Лю Ган не соглашался, но Ли Шэнь настаивал на своем, и его тоже обвязали веревкой и спустили в колодец. Когда они опустились на глубину более пяти чжанов, стало гораздо светлее, все блестело, как при свете дня. Открывшиеся их взору городские стены и здания точь-в-точь походили на те, что в мире живых; жители же были маленького роста и при солнечном свете не отбрасывали тени; ходили они по воздуху и сами говорили, что те, кто находятся здесь, не знают, что существует земля. Увидев начальника уезда, они низко поклонились ему и спросили:
— Зачем изволил пожаловать Солнечный чиновник?
— Я прошу освободить народ, живущий под солнцем, от денежного налога Царству мертвых,— ответил Лю Ган.
Тут духи зашумели и позвали какого-то мудреца. Приложив ко лбу руки, тот сказал Лю Гану:
— Об этом деле надо посоветоваться с Бао Яньло.
— А где господин Бао? — спросил Лю Ган.
— Во дворце.
И Лю Гана повели во дворец. Это было величественное здание, где восседал некто в головном уборе, украшенном жемчужными нитями; лет ему было за семьдесят, держался он с величавым достоинством.
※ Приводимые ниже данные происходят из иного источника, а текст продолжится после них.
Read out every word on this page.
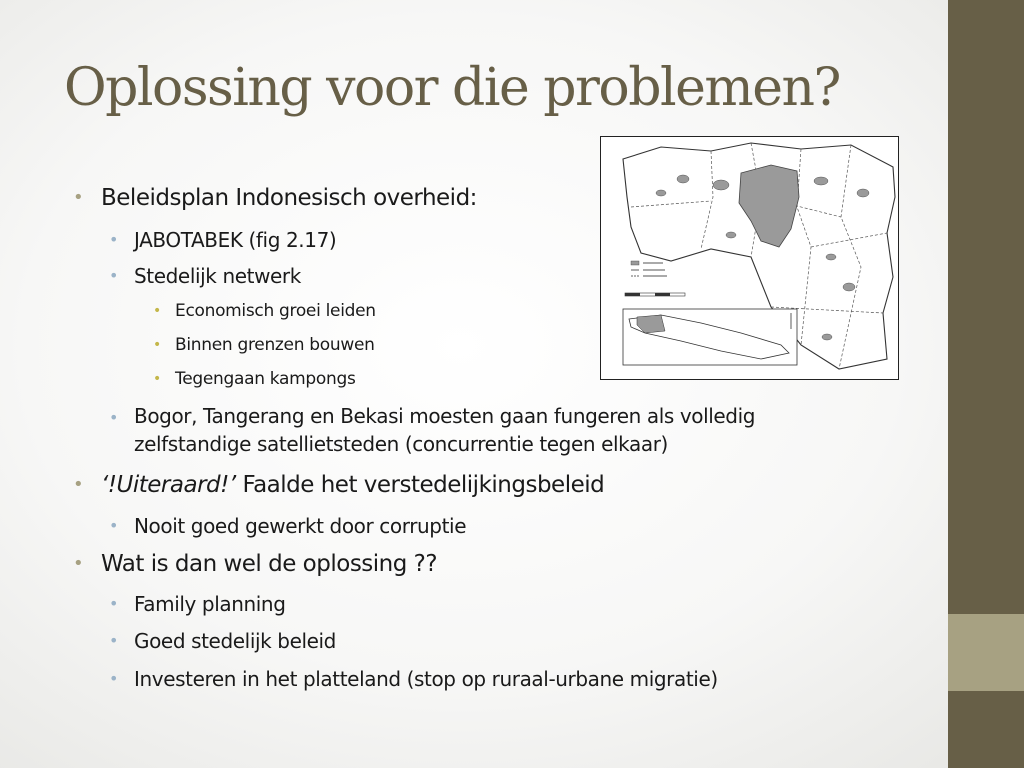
Oplossing voor die problemen?

• Beleidsplan Indonesisch overheid:

• JABOTABEK (fig 2.17)

• Stedelijk netwerk

• Economisch groei leiden

• Binnen grenzen bouwen

• Tegengaan kampongs

• Bogor, Tangerang en Bekasi moesten gaan fungeren als volledig
zelfstandige satellietsteden (concurrentie tegen elkaar)

• ‘!Uiteraard!’ Faalde het verstedelijkingsbeleid

• Nooit goed gewerkt door corruptie

• Wat is dan wel de oplossing ??

• Family planning

• Goed stedelijk beleid

• Investeren in het platteland (stop op ruraal-urbane migratie)
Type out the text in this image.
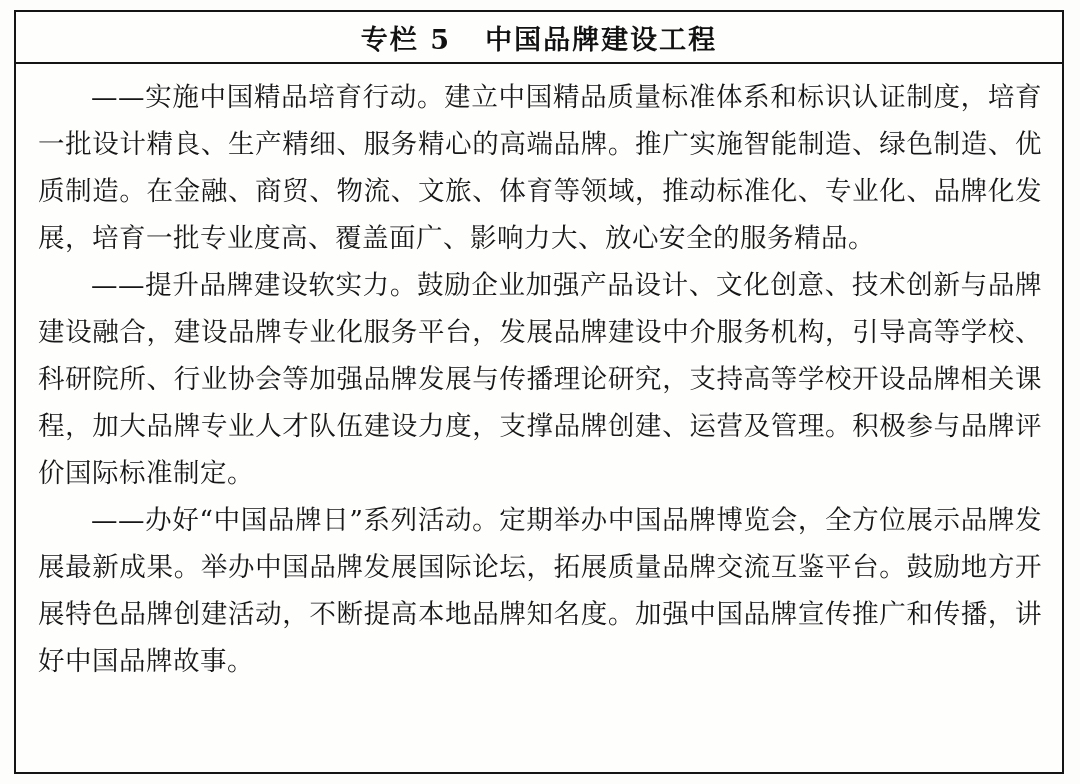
专栏 5   中国品牌建设工程

——实施中国精品培育行动。建立中国精品质量标准体系和标识认证制度，培育一批设计精良、生产精细、服务精心的高端品牌。推广实施智能制造、绿色制造、优质制造。在金融、商贸、物流、文旅、体育等领域，推动标准化、专业化、品牌化发展，培育一批专业度高、覆盖面广、影响力大、放心安全的服务精品。

——提升品牌建设软实力。鼓励企业加强产品设计、文化创意、技术创新与品牌建设融合，建设品牌专业化服务平台，发展品牌建设中介服务机构，引导高等学校、科研院所、行业协会等加强品牌发展与传播理论研究，支持高等学校开设品牌相关课程，加大品牌专业人才队伍建设力度，支撑品牌创建、运营及管理。积极参与品牌评价国际标准制定。

——办好“中国品牌日”系列活动。定期举办中国品牌博览会，全方位展示品牌发展最新成果。举办中国品牌发展国际论坛，拓展质量品牌交流互鉴平台。鼓励地方开展特色品牌创建活动，不断提高本地品牌知名度。加强中国品牌宣传推广和传播，讲好中国品牌故事。
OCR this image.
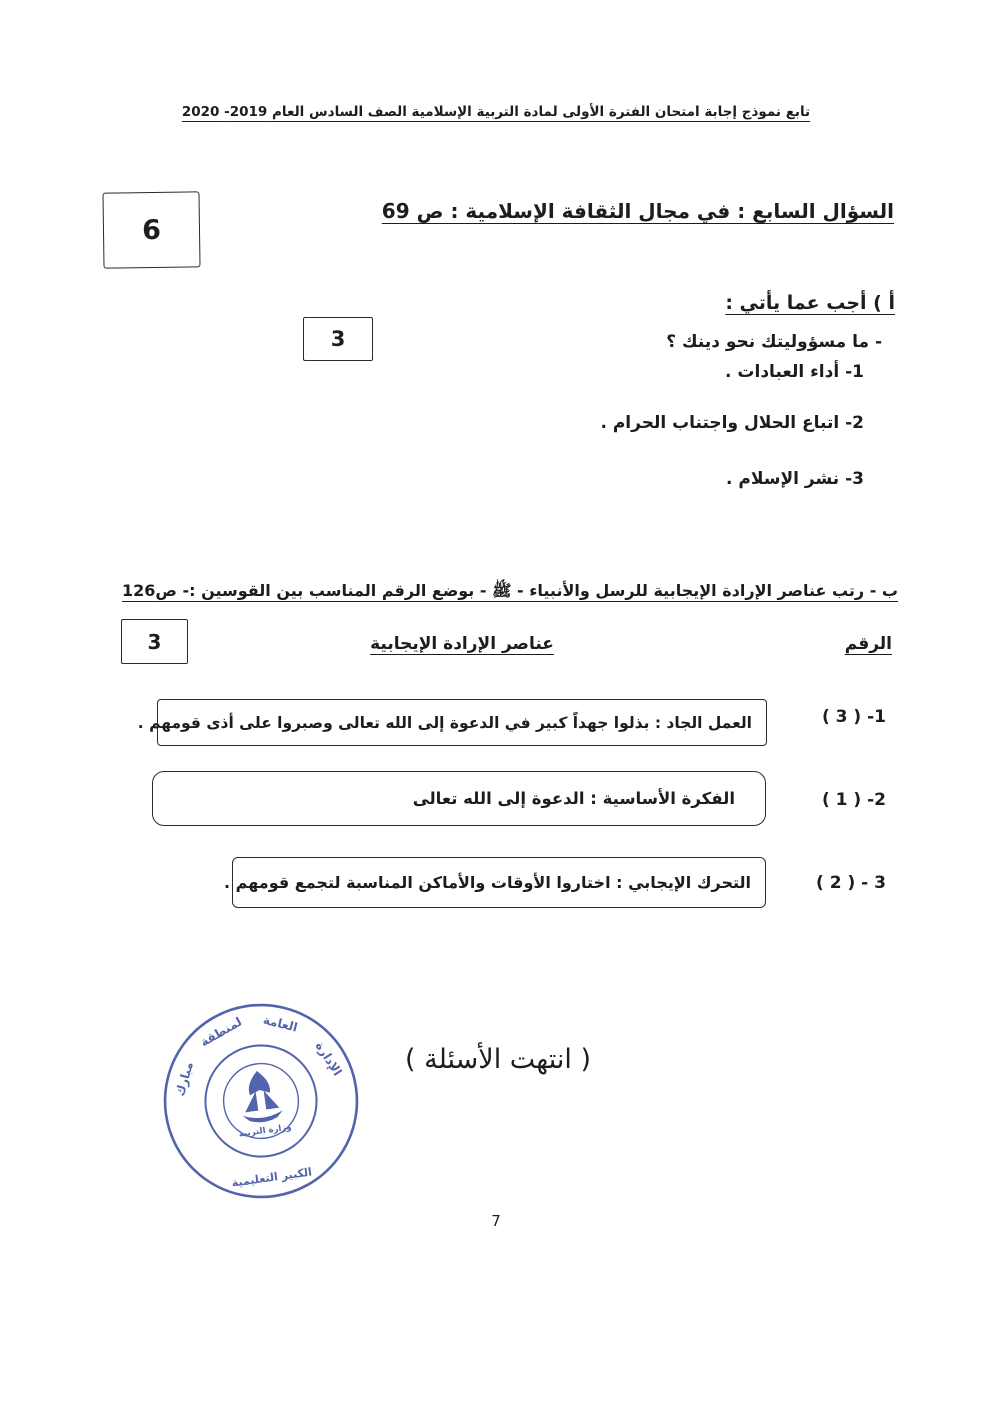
تابع نموذج إجابة امتحان الفترة الأولى لمادة التربية الإسلامية الصف السادس العام 2019- 2020
6
السؤال السابع : في مجال الثقافة الإسلامية : ص 69
أ ) أجب عما يأتي :
3	- ما مسؤوليتك نحو دينك ؟
1- أداء العبادات .
2- اتباع الحلال واجتناب الحرام .
3- نشر الإسلام .
ب - رتب عناصر الإرادة الإيجابية للرسل والأنبياء - ﷺ - بوضع الرقم المناسب بين القوسين :- ص126
الرقم
عناصر الإرادة الإيجابية
3
1- ( 3 )
العمل الجاد : بذلوا جهداً كبير في الدعوة إلى الله تعالى وصبروا على أذى قومهم .
2- ( 1 )
الفكرة الأساسية : الدعوة إلى الله تعالى
3 - ( 2 )
التحرك الإيجابي : اختاروا الأوقات والأماكن المناسبة لتجمع قومهم .
( انتهت الأسئلة )
الإدارة
العامة
لمنطقة
مبارك
الكبير التعليمية
وزارة التربية
7
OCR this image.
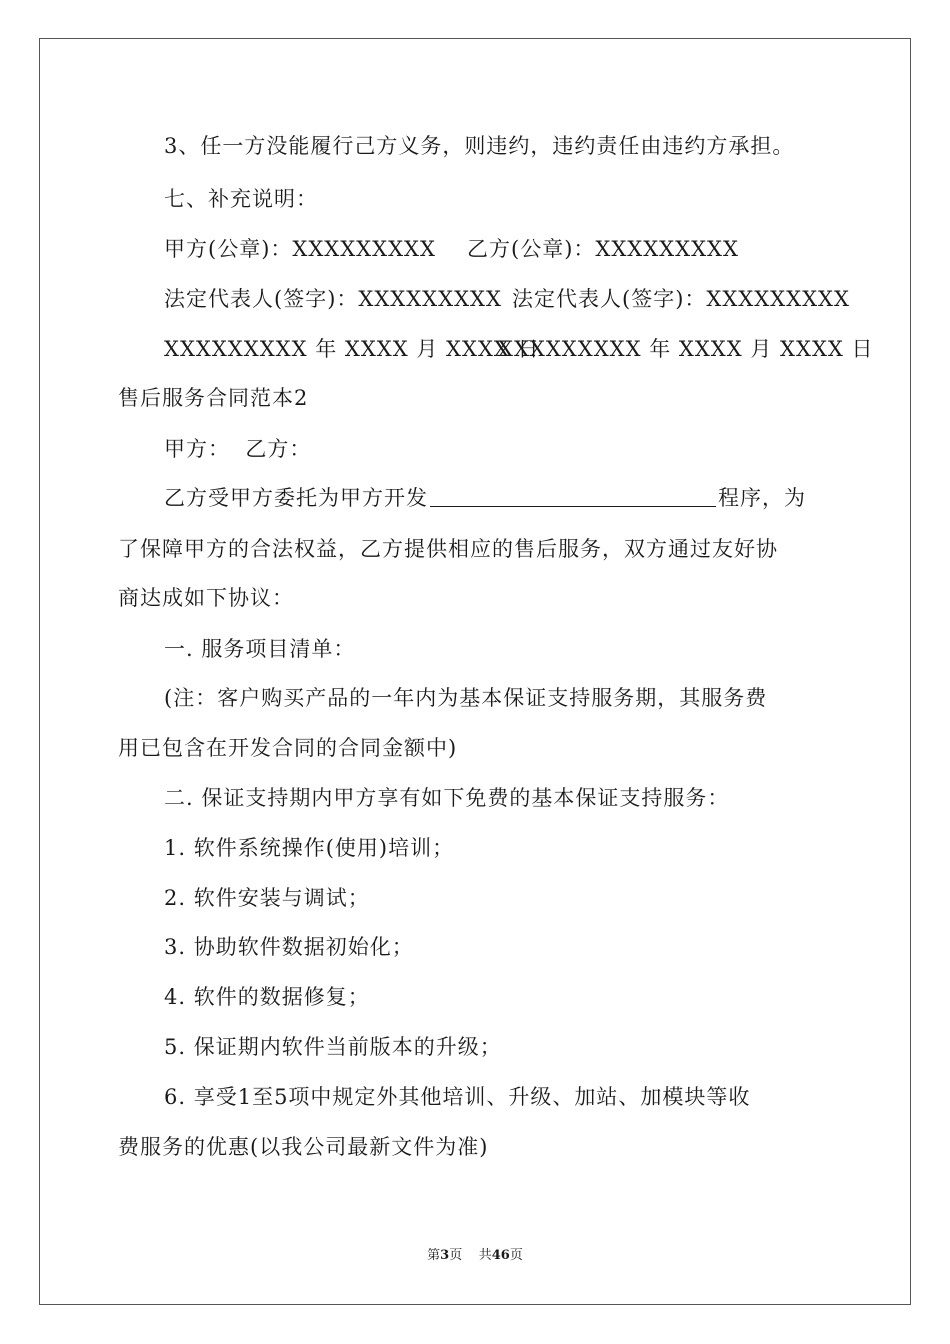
3、任一方没能履行己方义务，则违约，违约责任由违约方承担。
七、补充说明：
甲方(公章)：XXXXXXXXX 乙方(公章)：XXXXXXXXX
法定代表人(签字)：XXXXXXXXX 法定代表人(签字)：XXXXXXXXX
XXXXXXXXX 年 XXXX 月 XXXX 日
XXXXXXXXX 年 XXXX 月 XXXX 日
售后服务合同范本2
甲方：  乙方：
乙方受甲方委托为甲方开发	程序，为
了保障甲方的合法权益，乙方提供相应的售后服务，双方通过友好协
商达成如下协议：
一. 服务项目清单：
(注：客户购买产品的一年内为基本保证支持服务期，其服务费
用已包含在开发合同的合同金额中)
二. 保证支持期内甲方享有如下免费的基本保证支持服务：
1. 软件系统操作(使用)培训；
2. 软件安装与调试；
3. 协助软件数据初始化；
4. 软件的数据修复；
5. 保证期内软件当前版本的升级；
6. 享受1至5项中规定外其他培训、升级、加站、加模块等收
费服务的优惠(以我公司最新文件为准)
第3页    共46页
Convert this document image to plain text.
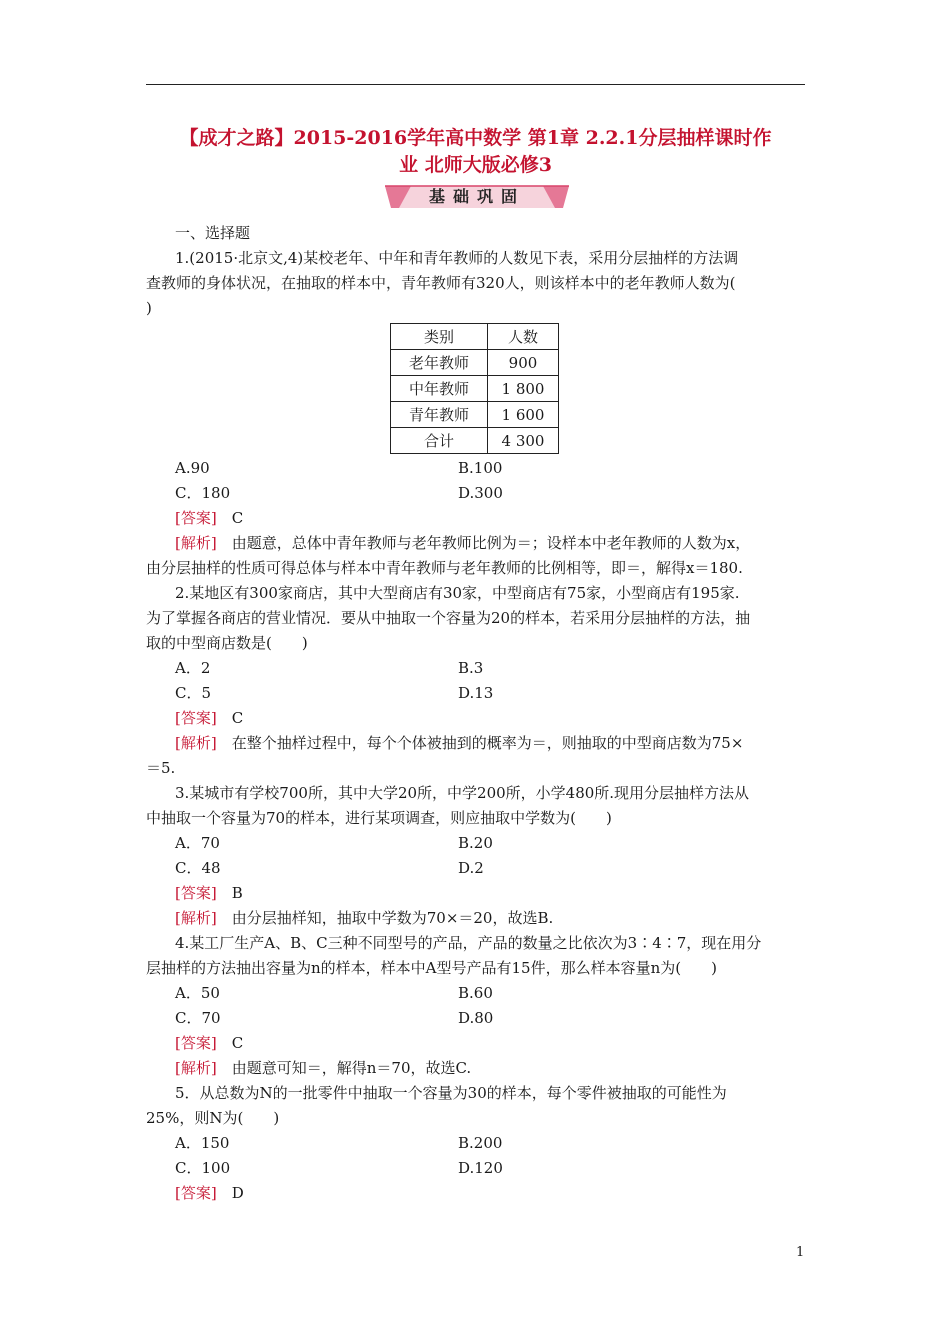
【成才之路】2015-2016学年高中数学 第1章 2.2.1分层抽样课时作
业 北师大版必修3
基础巩固
一、选择题
1.(2015·北京文,4)某校老年、中年和青年教师的人数见下表，采用分层抽样的方法调
查教师的身体状况，在抽取的样本中，青年教师有320人，则该样本中的老年教师人数为(
)
类别	人数
老年教师	900
中年教师	1 800
青年教师	1 600
合计	4 300
A.90	B.100
C．180	D.300
[答案]　 C
[解析]　 由题意，总体中青年教师与老年教师比例为＝；设样本中老年教师的人数为x，
由分层抽样的性质可得总体与样本中青年教师与老年教师的比例相等，即＝，解得x＝180.
2.某地区有300家商店，其中大型商店有30家，中型商店有75家，小型商店有195家.
为了掌握各商店的营业情况．要从中抽取一个容量为20的样本，若采用分层抽样的方法，抽
取的中型商店数是(　　)
A．2	B.3
C．5	D.13
[答案]　 C
[解析]　 在整个抽样过程中，每个个体被抽到的概率为＝，则抽取的中型商店数为75×
＝5.
3.某城市有学校700所，其中大学20所，中学200所，小学480所.现用分层抽样方法从
中抽取一个容量为70的样本，进行某项调查，则应抽取中学数为(　　)
A．70	B.20
C．48	D.2
[答案]　 B
[解析]　 由分层抽样知，抽取中学数为70×＝20，故选B.
4.某工厂生产A、B、C三种不同型号的产品，产品的数量之比依次为3∶4∶7，现在用分
层抽样的方法抽出容量为n的样本，样本中A型号产品有15件，那么样本容量n为(　　)
A．50	B.60
C．70	D.80
[答案]　 C
[解析]　 由题意可知＝，解得n＝70，故选C.
5．从总数为N的一批零件中抽取一个容量为30的样本，每个零件被抽取的可能性为
25%，则N为(　　)
A．150	B.200
C．100	D.120
[答案]　 D
1
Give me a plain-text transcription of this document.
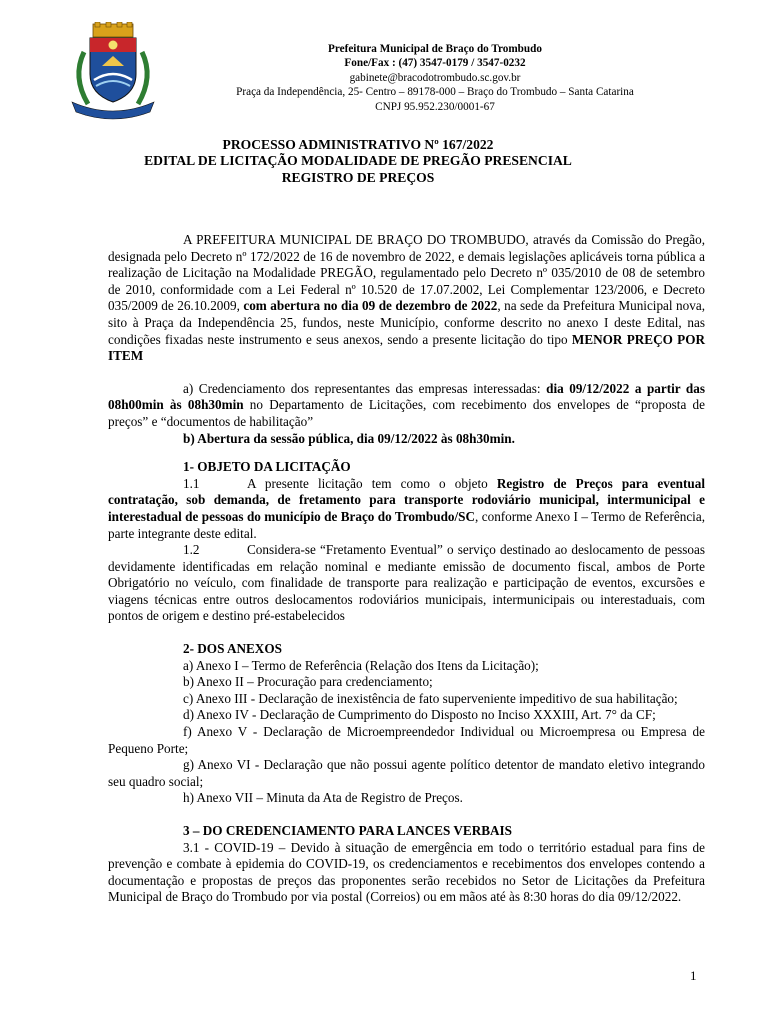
Prefeitura Municipal de Braço do Trombudo
Fone/Fax : (47) 3547-0179 / 3547-0232
gabinete@bracodotrombudo.sc.gov.br
Praça da Independência, 25- Centro – 89178-000 – Braço do Trombudo – Santa Catarina
CNPJ 95.952.230/0001-67
PROCESSO ADMINISTRATIVO Nº 167/2022
EDITAL DE LICITAÇÃO MODALIDADE DE PREGÃO PRESENCIAL
REGISTRO DE PREÇOS

A PREFEITURA MUNICIPAL DE BRAÇO DO TROMBUDO, através da Comissão do Pregão, designada pelo Decreto nº 172/2022 de 16 de novembro de 2022, e demais legislações aplicáveis torna pública a realização de Licitação na Modalidade PREGÃO, regulamentado pelo Decreto nº 035/2010 de 08 de setembro de 2010, conformidade com a Lei Federal nº 10.520 de 17.07.2002, Lei Complementar 123/2006, e Decreto 035/2009 de 26.10.2009, com abertura no dia 09 de dezembro de 2022, na sede da Prefeitura Municipal nova, sito à Praça da Independência 25, fundos, neste Município, conforme descrito no anexo I deste Edital, nas condições fixadas neste instrumento e seus anexos, sendo a presente licitação do tipo MENOR PREÇO POR ITEM

a) Credenciamento dos representantes das empresas interessadas: dia 09/12/2022 a partir das 08h00min às 08h30min no Departamento de Licitações, com recebimento dos envelopes de “proposta de preços” e “documentos de habilitação”

b) Abertura da sessão pública, dia 09/12/2022 às 08h30min.

1- OBJETO DA LICITAÇÃO

1.1	A presente licitação tem como o objeto Registro de Preços para eventual contratação, sob demanda, de fretamento para transporte rodoviário municipal, intermunicipal e interestadual de pessoas do município de Braço do Trombudo/SC, conforme Anexo I – Termo de Referência, parte integrante deste edital.

1.2	Considera-se “Fretamento Eventual” o serviço destinado ao deslocamento de pessoas devidamente identificadas em relação nominal e mediante emissão de documento fiscal, ambos de Porte Obrigatório no veículo, com finalidade de transporte para realização e participação de eventos, excursões e viagens técnicas entre outros deslocamentos rodoviários municipais, intermunicipais ou interestaduais, com pontos de origem e destino pré-estabelecidos

2- DOS ANEXOS

a) Anexo I – Termo de Referência (Relação dos Itens da Licitação);

b) Anexo II – Procuração para credenciamento;

c) Anexo III - Declaração de inexistência de fato superveniente impeditivo de sua habilitação;

d) Anexo IV - Declaração de Cumprimento do Disposto no Inciso XXXIII, Art. 7° da CF;

f) Anexo V - Declaração de Microempreendedor Individual ou Microempresa ou Empresa de Pequeno Porte;

g) Anexo VI - Declaração que não possui agente político detentor de mandato eletivo integrando seu quadro social;

h) Anexo VII – Minuta da Ata de Registro de Preços.

3 – DO CREDENCIAMENTO PARA LANCES VERBAIS

3.1 - COVID-19 – Devido à situação de emergência em todo o território estadual para fins de prevenção e combate à epidemia do COVID-19, os credenciamentos e recebimentos dos envelopes contendo a documentação e propostas de preços das proponentes serão recebidos no Setor de Licitações da Prefeitura Municipal de Braço do Trombudo por via postal (Correios) ou em mãos até às 8:30 horas do dia 09/12/2022.

1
— Прибыл начальник некоего уезда! — закричали духи. Господин Бао спустился по ступенькам навстречу Лю Гану, приветствовал его и усадил на почетное место.
— Пути Света и Тьмы различны,—сказал он.— Зачем вы пожаловали?
Лю Ган поднялся, сложил для приветствия руки и ответил:
— В уезде Фэнду много лет подряд засуха, силы народа истощены, он не в состоянии вносить даже установленные двором императора государственные налоги. Как же может он платить денежный налог Царству мертвых, да еще выплачивать арендную плату? Рискуя жизнью, я, начальник уезда, пришел просить сохранить жизнь народу.
Бао улыбнулся:
— В мире есть подлые буддийские монахи и негодные даосы, которые, ссылаясь на духов, заставляют людей поститься, совершать моления с возлияниями и так разоряют людей, что не уступят целому сонму бесов и духов. У живых и мертвых пути различны, одни не могут понять других. Разорвите путы клеветы [на нас], объявите открыто, кто причиняет ущерб народу. Даже если бы вы и не пришли сюда, никто не посмел бы пойти вам наперекор, а тем более теперь, когда вы проявили такое человеколюбие и смелость.
Он еще не договорил, как вдруг с неба спустилось красное сияние. Бао поднялся и сказал:
— Прибыл Великий государь, ниспровергающий бесов, скройтесь на время.